Given that the EU accounts for around 40% of UK exports of goods and services, the cost of Brexit disruption is expected to be meaningful over the next few years. The estimates we have seen – based on standard WTO tariffs, an allowance for disruption costs, a limited (say 5%+) decline in exports, lower investment and stable consumption – suggest UK GDP could be 2%-3% lower over the next two years than would otherwise have been the case – i.e. flat from this point.
The government is, of course, likely to ease the pain by keeping tariffs very low on essential imports and cutting taxes to fund spending. This fiscal stimulus could well exceed the £27bn ‘Brexit Reserve’, which the previous Chancellor had set aside, and be worth 2% of GDP or roughly half the 2009 financial crisis package. It is much harder to judge the longer-term impact as this will depend on the terms of new trade agreements with the EU and other areas.
Against this backdrop, positioning portfolios for Brexit has not been easy, especially given the growing Parliamentary opposition to the Prime Minister’s ‘no deal’ departure and the likelihood of an autumn election. Another complicating factor is that the UK has a very ‘open’ economy – more so than the US – with a high proportion of GDP dependent on global trade.
For risk assets such as equities, this has shaped our preference for multinationals that should be more robust in a ‘no deal’ scenario. Our broad sector exposure avoids companies we see as facing structural challenges and is focused on those generating strong free cash flow. It includes well-established household names as well as new growth opportunities.

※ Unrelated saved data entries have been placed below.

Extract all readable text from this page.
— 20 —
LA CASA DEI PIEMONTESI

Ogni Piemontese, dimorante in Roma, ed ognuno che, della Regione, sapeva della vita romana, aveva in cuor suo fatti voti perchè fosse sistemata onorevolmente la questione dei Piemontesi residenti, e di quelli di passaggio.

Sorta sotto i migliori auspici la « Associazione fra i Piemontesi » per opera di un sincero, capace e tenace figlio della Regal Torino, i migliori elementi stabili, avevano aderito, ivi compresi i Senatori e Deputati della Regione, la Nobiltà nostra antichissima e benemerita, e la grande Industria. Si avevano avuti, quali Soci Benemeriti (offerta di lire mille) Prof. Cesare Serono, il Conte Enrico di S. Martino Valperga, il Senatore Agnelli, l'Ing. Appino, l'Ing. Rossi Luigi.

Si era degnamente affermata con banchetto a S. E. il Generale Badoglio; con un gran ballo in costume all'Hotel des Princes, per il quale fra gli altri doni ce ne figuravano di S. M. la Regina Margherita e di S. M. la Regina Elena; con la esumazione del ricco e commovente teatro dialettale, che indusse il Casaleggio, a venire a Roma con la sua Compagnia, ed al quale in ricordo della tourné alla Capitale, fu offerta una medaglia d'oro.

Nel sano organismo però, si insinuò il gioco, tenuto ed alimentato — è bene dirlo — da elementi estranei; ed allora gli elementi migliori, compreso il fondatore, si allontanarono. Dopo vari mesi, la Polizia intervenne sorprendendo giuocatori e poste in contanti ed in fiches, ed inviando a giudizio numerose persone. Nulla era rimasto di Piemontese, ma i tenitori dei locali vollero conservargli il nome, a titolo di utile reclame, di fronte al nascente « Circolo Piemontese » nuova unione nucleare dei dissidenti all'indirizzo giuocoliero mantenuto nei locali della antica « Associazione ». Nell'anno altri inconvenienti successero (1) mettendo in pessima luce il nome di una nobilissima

Fixed interest is particularly challenging because UK government bonds tend to move with global markets, rather than just react to Brexit news. There is also the risk that UK yields rise unexpectedly if the debt position deteriorates materially. Index-linked gilts provide protection against extreme inflation while gold offers insurance against geopolitical risk. Sterling is probably the greatest challenge in part because it is a liquid market. Our positioning is already biased away from sterling but we are conscious that speculators have pushed the currency towards the lower end of its valuation range and a ‘less bad’ Brexit outcome could see a reversal as positions are closed out.